Wolf Devil Woman is the best-known of Pearl Chang’s directorial efforts, and even it’s mostly notorious as a “so-bad-it’s-good” exercise in high camp. Chang stars in the film herself as a feral woman who was raised by wolves after her parents were executed by a demonic Emperor. Narratively, it’s a straightforward revenge story in which the wolfen orphan exacts revenge on the Demon who ruined her life by using her animalistic hunting skills (and the supernatural abilities afforded to her by ingesting mystical “white ginseng”) in battle. Tonally, the movie is much harder to pinpoint. It can be absolutely brutal, as in the opening sequence where the wolf-girl’s parents bury their baby in snow and douse her with their own blood to keep the infant warm. It can be adorably cheap, especially in its costuming, which dresses Chang in a wolf plushie doll as if it were a pelt and achieves her Demon foe’s look with a rubber Party City mask. Overwhelmingly, though, I think of Wolf Devil Woman as being outright psychedelic – a disorienting Pure Cinema indulgence that makes for some very loopy late-night viewing despite its limited means as a cheap-o production. It can’t pretend to be as controlled or as accomplished in its far-out psychedelia as triumphs like King Hu’s A Touch of Zen, but its bootleg quality as a VHS-era indie knockoff from the fringes of the genre only make it feel stranger, like a found object that tumbled far outside the boundaries of a proper wuxia canon.

Some of the ways Chang achieves this Bootleg Psychedelia effect are recognizably rooted in tradition: 2D animation visuals bolstering the effects budget; vibrantly colored gel lights affording the Demon’s lair a Suspiria vibe; wire work uplifting the martial arts sequences with the fantasy of flight (a wuxia mainstay), etc. Where Chang really goes off the rails is in her deployment of quick, recurrent cuts that repeat the same action over & over again in rapid-fire delirium. It’s a deliberately dissociative effect, best evidenced by the insanely omnipresent imagery of the titular wolfwoman ripping a live rabbit in half with her bare hands to illustrate her animalistic nature.

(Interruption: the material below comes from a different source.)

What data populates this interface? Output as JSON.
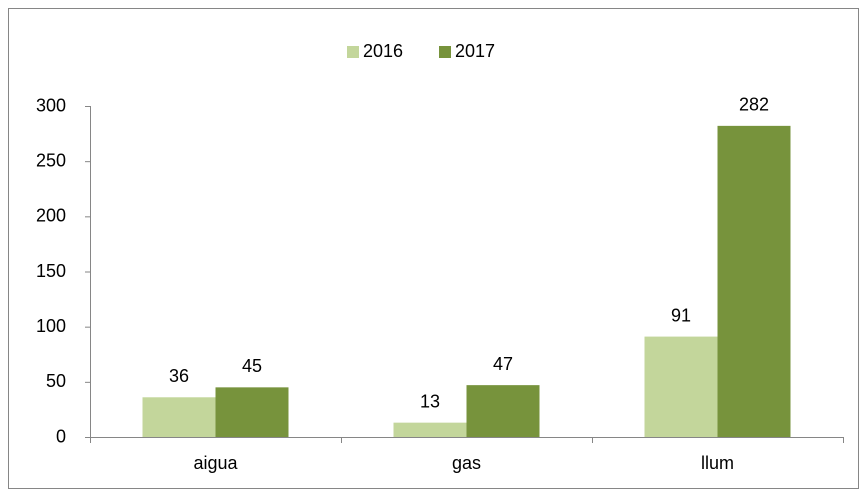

As a revenge tale, Wolf Devil Woman is too predictable & languidly paced to merit much enthusiasm. As a stylistic exercise, however, it’s overflowing with delirious creative choices that dazzle the eye after hypnotizing you into that false calm. I believe the instinct to laugh the entire movie off as a joke because of a few goofy (budgetary-based) costume choices is selling these artistic merits short, but I’m still glad that at least one of Chang’s few feature film earned some kind of cultural notoriety. I wonder what she might have been able to achieve with bigger & better chances to express her vision onscreen, but like with so many female auteurs in the history of the Industry, her opportunities were frustratingly limited.

We don’t get to know what a better-supported Pearl Chang career might have yielded, but at least we got one cult gem out of the limited resources she was afforded.